Sólo necesitaba imaginarme que yacía en un cementerio de la ciudad, bajo una lápida, rodeada de muertos, llorada por sus parientes, y la mera idea me atravesaba dolorosamente el pecho como un cuchillo y relegaba a una lejanía inasequible la sensación de su proximidad.

La vaga creencia de los hombres de que la muerte es sólo un delgado tabique entre la visibilidad y la invisibilidad y no un abismo infranqueable, se convertiría muy pronto en una certeza firme si enterrasen a sus muertos en lugares sólo accesibles para ellos y no en cementerios públicos.

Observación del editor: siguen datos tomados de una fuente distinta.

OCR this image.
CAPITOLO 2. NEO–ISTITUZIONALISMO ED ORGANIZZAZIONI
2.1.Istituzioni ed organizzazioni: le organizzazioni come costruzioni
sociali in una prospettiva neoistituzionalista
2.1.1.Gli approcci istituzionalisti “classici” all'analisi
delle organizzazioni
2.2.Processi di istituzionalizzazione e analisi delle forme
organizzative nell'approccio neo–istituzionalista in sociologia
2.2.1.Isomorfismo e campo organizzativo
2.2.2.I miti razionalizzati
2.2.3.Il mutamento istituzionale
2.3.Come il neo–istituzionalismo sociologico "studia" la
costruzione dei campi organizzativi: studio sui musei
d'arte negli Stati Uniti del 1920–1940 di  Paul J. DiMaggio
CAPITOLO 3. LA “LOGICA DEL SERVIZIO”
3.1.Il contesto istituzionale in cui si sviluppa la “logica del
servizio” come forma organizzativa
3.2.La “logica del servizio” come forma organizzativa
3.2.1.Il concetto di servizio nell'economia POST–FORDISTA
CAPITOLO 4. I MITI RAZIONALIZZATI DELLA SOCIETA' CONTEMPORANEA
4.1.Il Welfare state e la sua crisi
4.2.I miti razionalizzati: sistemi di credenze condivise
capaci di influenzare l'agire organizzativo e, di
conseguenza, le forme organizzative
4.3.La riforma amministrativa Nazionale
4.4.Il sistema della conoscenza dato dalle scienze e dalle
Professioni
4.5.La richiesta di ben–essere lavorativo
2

Cuando hube asimilado por completo mi soledad, aquella noche en que enterré el cuerpo de Ofelia quedó grabada en mi memoria como si fuera la de mi propio entierro y yo sólo fuese en lo sucesivo un fantasma sobre la tierra, un cadáver errante que ya no tuviera nada en común con los seres de carne y hueso.

Había momentos en que tenía que decirme: éste ya no eres tú; un ser cuyo origen y existencia se remonta a siglos atrás, se introduce irremisiblemente en tu interior, cada vez con mayor profundidad, toma posesión de tu envoltura y pronto no quedará de ti más que un recuerdo flotante en el reino del pasado que podrás evocar como las vivencias de un total desconocido. «Es mi antepasado —pensé— que resucita en mí».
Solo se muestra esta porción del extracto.